Anyway, the Plutonian chill is easily fixed with some nifty psychomagik; the desolation part is still being worked on, however. Great advancements have been made lately with what is called the "Keuvelaar Gate," and the goal is to finally bring one to Pluto and ensure easy travel to and from the isolated messenger planet, but that won't be finalized for another ten or fifteen years. So until that future (present) day comes to be, ships will continue making infrequent voyages to the lonely, two-faced planet—generally ships blasting the finest in reggae music, commandeered by some stained-shirt-wearing captain going through warranon withdrawals. The tense of this story is rather uncertain, as you can tell, but I promise I'll try to get a leash on it soon enough. With one day on Pluto lasting approximately 6.39 Earth days, and a single Plutonian year lasting 247.7 Earth years, one thing is certain: Birthdays don't come easy if you're Plutonian, but when they do come, boy, do they ever last.


Wait a second. Why am I telling you all this stupid info-dumping crap? (Other than to dump info on you before we even begin, just to scare away those of you who are allergic to that sort of thing, of course.) Is it important? Eh, not really. But it sure makes what comes next seem that much better by comparison!

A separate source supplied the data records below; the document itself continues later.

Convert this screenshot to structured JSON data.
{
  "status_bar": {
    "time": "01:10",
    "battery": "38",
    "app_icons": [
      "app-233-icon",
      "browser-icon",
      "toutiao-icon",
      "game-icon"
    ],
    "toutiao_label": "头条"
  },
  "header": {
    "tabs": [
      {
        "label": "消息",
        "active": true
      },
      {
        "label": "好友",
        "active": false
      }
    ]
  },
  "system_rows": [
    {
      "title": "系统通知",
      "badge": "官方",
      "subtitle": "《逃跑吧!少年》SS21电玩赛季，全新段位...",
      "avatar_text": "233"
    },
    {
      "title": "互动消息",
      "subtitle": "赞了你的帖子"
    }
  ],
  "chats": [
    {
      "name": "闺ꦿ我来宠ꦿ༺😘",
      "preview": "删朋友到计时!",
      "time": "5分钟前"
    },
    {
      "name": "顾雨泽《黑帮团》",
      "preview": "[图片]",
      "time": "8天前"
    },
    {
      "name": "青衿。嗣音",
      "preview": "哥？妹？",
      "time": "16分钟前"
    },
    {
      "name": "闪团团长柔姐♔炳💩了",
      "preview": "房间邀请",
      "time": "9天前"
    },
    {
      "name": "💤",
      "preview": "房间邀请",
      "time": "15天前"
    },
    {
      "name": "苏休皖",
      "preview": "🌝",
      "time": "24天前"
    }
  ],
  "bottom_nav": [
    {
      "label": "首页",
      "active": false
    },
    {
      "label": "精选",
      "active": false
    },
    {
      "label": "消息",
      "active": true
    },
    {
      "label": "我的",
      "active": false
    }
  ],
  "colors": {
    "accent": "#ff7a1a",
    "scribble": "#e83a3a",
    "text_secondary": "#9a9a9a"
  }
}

Today—the 13th of July, 1998—was Nodnarb Plutupo's birthday. Woah, I lied before: That second paragraph was kind of important. Technically, Nodnarb was less than zero years old; technically he hadn't even been born yet (don't ask me how). But, since the Sol System's Psychomagi use Earth as the golden standard by which to determine one's age and even the calendar itself, Nodnarb was now fourteen.


Nodnarb was Plutonian—the last native Plutonian, in fact (woah, title-dropping), unless of course he had children and they were born on Pluto, too. But they would be of a mixed species. His little sister didn't count, since she'd been born in an icy vat of methane on semi-nearby Neptune. One of those New Age trends that are all the rage these days. In this time of great scientific discovery, it seems crackpot ideas are more common than ever.